Swift was a satirist; his disdain for the British crown and fierce loyalty to the Irish — his people — led him to write stinging and incisive commentary on the British Empire. Humor and absurdity have long played an important role in changing the political minds of the many.
Swift’s lesson in the face of cold imperialism is that an immodest proposal — indeed, an outrageous one — is no less so if it is offered clinically and in the flat, moderated tone of the oppressor. Indeed, the appearance of reason is often the finest window dressing for an unreasonable request.
Fast-forward to the present day, and a great deal of internet chatter would have you believe the NAACP’s adoption of a resolution calling for a moratorium on charter schools — a sellout of black children to teachers unions and other moneyed interests if there ever was one — is a thoughtfully considered statement of policy.
(Read: Bradford: Press Tuned In to the School Choice Split in the Black Community — and That’s a Good Thing)
Indeed, the resolution’s four demands are “modest” but for their intent to deprive hundreds of thousands of minority and low-income children of the nourishment a quality education provides — witness the tragically predictable outcome of the vote in Massachusetts, where a coalition that included the NAACP quashed a ballot measure to allow charter schools to grow by a paltry 12 a year.
Four demands with sinister intent
The range of requests in the resolution swings from dangerous to deluded — as does some of the commentary that seeks to support the resolution itself — but you don’t need to read further than the first two to know the NAACP is not serious about addressing or ameliorating its issues with charter schools in America.
Its primary call for sameness across accountability systems utterly misses the point of charter schools. Charters are accountable to authorizers and to the thousands of regulators who fill their seats, also known as their students. The authorization and choice model is different on purpose. There is nothing wrong with the difference. It is meant to be different, in fact.
The call to make charters accountable in the way districts (which operate largely by residential assignment, not choice, and are predominantly under the supervision of elected school boards) are is like asking an ostrich to fly. There is nothing wrong with an ostrich. It is a bird, but it runs. Asking it to fly defies the fundamental nature of the thing.
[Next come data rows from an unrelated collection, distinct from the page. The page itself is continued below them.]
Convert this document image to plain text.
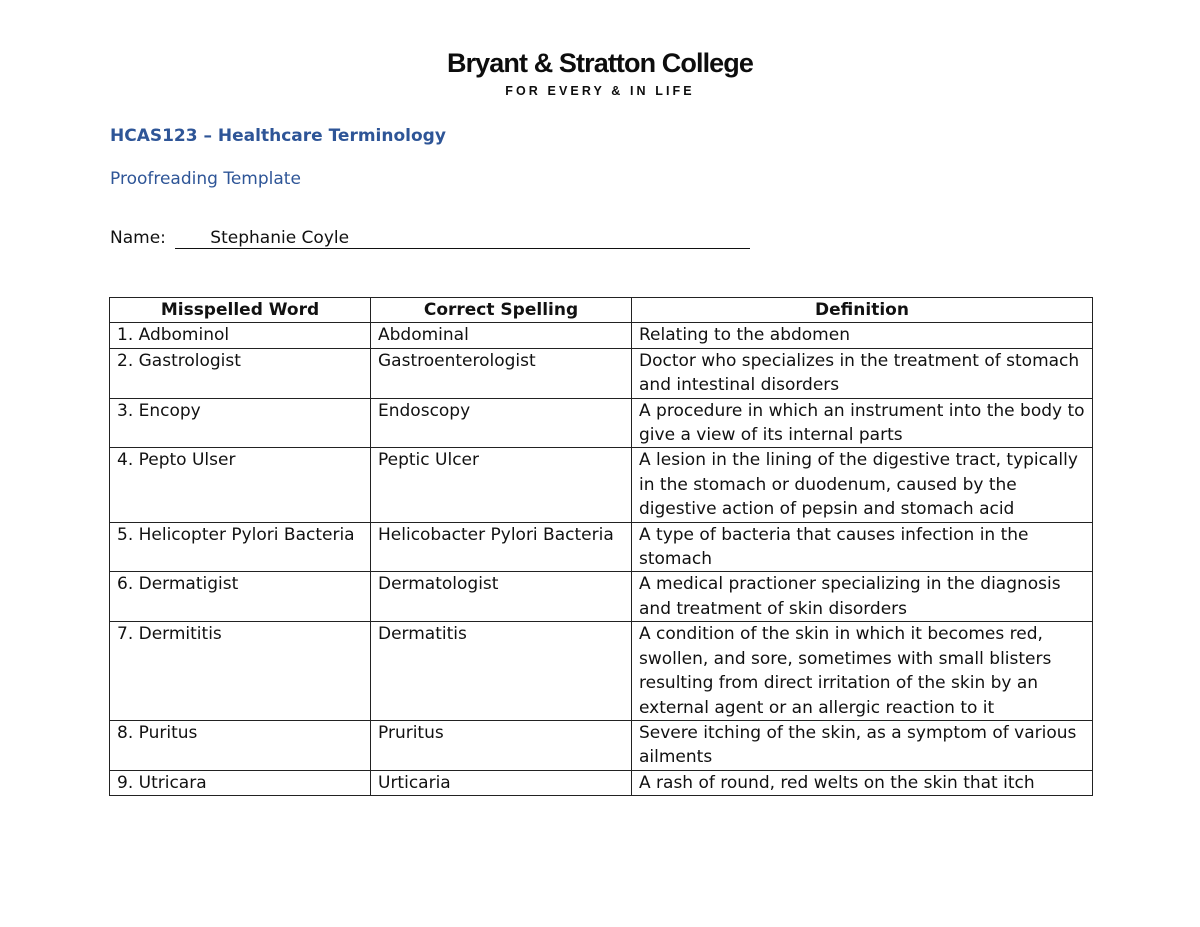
Bryant & Stratton College
FOR EVERY & IN LIFE
HCAS123 – Healthcare Terminology
Proofreading Template
Name:	Stephanie Coyle
Misspelled Word	Correct Spelling	Definition
1. Adbominol	Abdominal	Relating to the abdomen
2. Gastrologist	Gastroenterologist	Doctor who specializes in the treatment of stomach and intestinal disorders
3. Encopy	Endoscopy	A procedure in which an instrument into the body to give a view of its internal parts
4. Pepto Ulser	Peptic Ulcer	A lesion in the lining of the digestive tract, typically in the stomach or duodenum, caused by the digestive action of pepsin and stomach acid
5. Helicopter Pylori Bacteria	Helicobacter Pylori Bacteria	A type of bacteria that causes infection in the stomach
6. Dermatigist	Dermatologist	A medical practioner specializing in the diagnosis and treatment of skin disorders
7. Dermititis	Dermatitis	A condition of the skin in which it becomes red, swollen, and sore, sometimes with small blisters resulting from direct irritation of the skin by an external agent or an allergic reaction to it
8. Puritus	Pruritus	Severe itching of the skin, as a symptom of various ailments
9. Utricara	Urticaria	A rash of round, red welts on the skin that itch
The second, a call for charter public schools to forgo financing they are entitled to, would only be sinister if it weren’t a straight-up smash-and-grab on the money-follows-the-child paradigm. Not only does it ignore the fact that charter schools are public schools and thus rightly entitled to the funding they receive (which in no place in America is equal to what district schools get), but it also undermines the power parents and families are given when they can reward or punish great or terrible schools — of any kind — through choice.
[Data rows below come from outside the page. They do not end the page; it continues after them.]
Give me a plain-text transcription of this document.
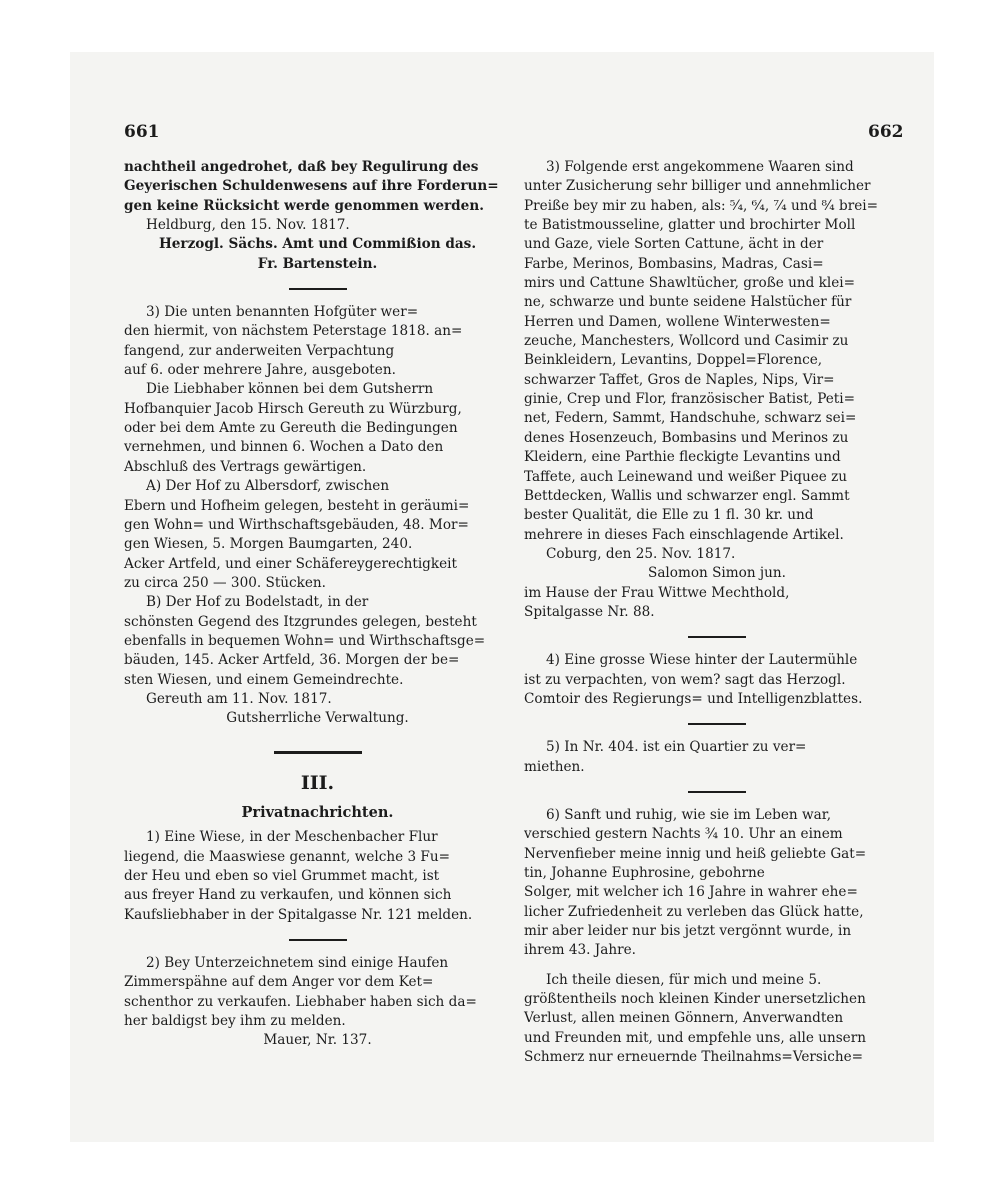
661	662

nachtheil angedrohet, daß bey Regulirung des

Geyerischen Schuldenwesens auf ihre Forderun=

gen keine Rücksicht werde genommen werden.

Heldburg, den 15. Nov. 1817.

Herzogl. Sächs. Amt und Commißion das.

Fr. Bartenstein.

3) Die unten benannten Hofgüter wer=

den hiermit, von nächstem Peterstage 1818. an=

fangend, zur anderweiten Verpachtung

auf 6. oder mehrere Jahre, ausgeboten.

Die Liebhaber können bei dem Gutsherrn

Hofbanquier Jacob Hirsch Gereuth zu Würzburg,

oder bei dem Amte zu Gereuth die Bedingungen

vernehmen, und binnen 6. Wochen a Dato den

Abschluß des Vertrags gewärtigen.

A) Der Hof zu Albersdorf, zwischen

Ebern und Hofheim gelegen, besteht in geräumi=

gen Wohn= und Wirthschaftsgebäuden, 48. Mor=

gen Wiesen, 5. Morgen Baumgarten, 240.

Acker Artfeld, und einer Schäfereygerechtigkeit

zu circa 250 — 300. Stücken.

B) Der Hof zu Bodelstadt, in der

schönsten Gegend des Itzgrundes gelegen, besteht

ebenfalls in bequemen Wohn= und Wirthschaftsge=

bäuden, 145. Acker Artfeld, 36. Morgen der be=

sten Wiesen, und einem Gemeindrechte.

Gereuth am 11. Nov. 1817.

Gutsherrliche Verwaltung.

III.
Privatnachrichten.

1) Eine Wiese, in der Meschenbacher Flur

liegend, die Maaswiese genannt, welche 3 Fu=

der Heu und eben so viel Grummet macht, ist

aus freyer Hand zu verkaufen, und können sich

Kaufsliebhaber in der Spitalgasse Nr. 121 melden.

2) Bey Unterzeichnetem sind einige Haufen

Zimmerspähne auf dem Anger vor dem Ket=

schenthor zu verkaufen. Liebhaber haben sich da=

her baldigst bey ihm zu melden.

Mauer, Nr. 137.

3) Folgende erst angekommene Waaren sind

unter Zusicherung sehr billiger und annehmlicher

Preiße bey mir zu haben, als: ⁵⁄₄, ⁶⁄₄, ⁷⁄₄ und ⁸⁄₄ brei=

te Batistmousseline, glatter und brochirter Moll

und Gaze, viele Sorten Cattune, ächt in der

Farbe, Merinos, Bombasins, Madras, Casi=

mirs und Cattune Shawltücher, große und klei=

ne, schwarze und bunte seidene Halstücher für

Herren und Damen, wollene Winterwesten=

zeuche, Manchesters, Wollcord und Casimir zu

Beinkleidern, Levantins, Doppel=Florence,

schwarzer Taffet, Gros de Naples, Nips, Vir=

ginie, Crep und Flor, französischer Batist, Peti=

net, Federn, Sammt, Handschuhe, schwarz sei=

denes Hosenzeuch, Bombasins und Merinos zu

Kleidern, eine Parthie fleckigte Levantins und

Taffete, auch Leinewand und weißer Piquee zu

Bettdecken, Wallis und schwarzer engl. Sammt

bester Qualität, die Elle zu 1 fl. 30 kr. und

mehrere in dieses Fach einschlagende Artikel.

Coburg, den 25. Nov. 1817.

Salomon Simon jun.

im Hause der Frau Wittwe Mechthold,

Spitalgasse Nr. 88.

4) Eine grosse Wiese hinter der Lautermühle

ist zu verpachten, von wem? sagt das Herzogl.

Comtoir des Regierungs= und Intelligenzblattes.

5) In Nr. 404. ist ein Quartier zu ver=

miethen.

6) Sanft und ruhig, wie sie im Leben war,

verschied gestern Nachts ¾ 10. Uhr an einem

Nervenfieber meine innig und heiß geliebte Gat=

tin, Johanne Euphrosine, gebohrne

Solger, mit welcher ich 16 Jahre in wahrer ehe=

licher Zufriedenheit zu verleben das Glück hatte,

mir aber leider nur bis jetzt vergönnt wurde, in

ihrem 43. Jahre.

Ich theile diesen, für mich und meine 5.

größtentheils noch kleinen Kinder unersetzlichen

Verlust, allen meinen Gönnern, Anverwandten

und Freunden mit, und empfehle uns, alle unsern

Schmerz nur erneuernde Theilnahms=Versiche=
Additionally, a by-product of such a split system of school finance would likely be a cap on charter growth, as in Connecticut, where charters are funded out of a specific line item in the state budget. The NAACP is now, apparently, an organization of fiscal hawks asserting, “We will pay this much for your education, but not one cent more.” Who knew the members had this in them?
As sad as the resolution is, the “modest” questioning around why charter advocates, families and students oppose the proposal is actually more troubling. As with Swift’s tale, it is in the nature of the oppressor to believe all its requests are thoughtful and worthwhile. Only those seeking something better know that a request that limits the freedom of the human spirit, or that seeks to limit human potential, is never modest. And anyone who has ever had to live with such a request also knows they are never, ever, reasonable.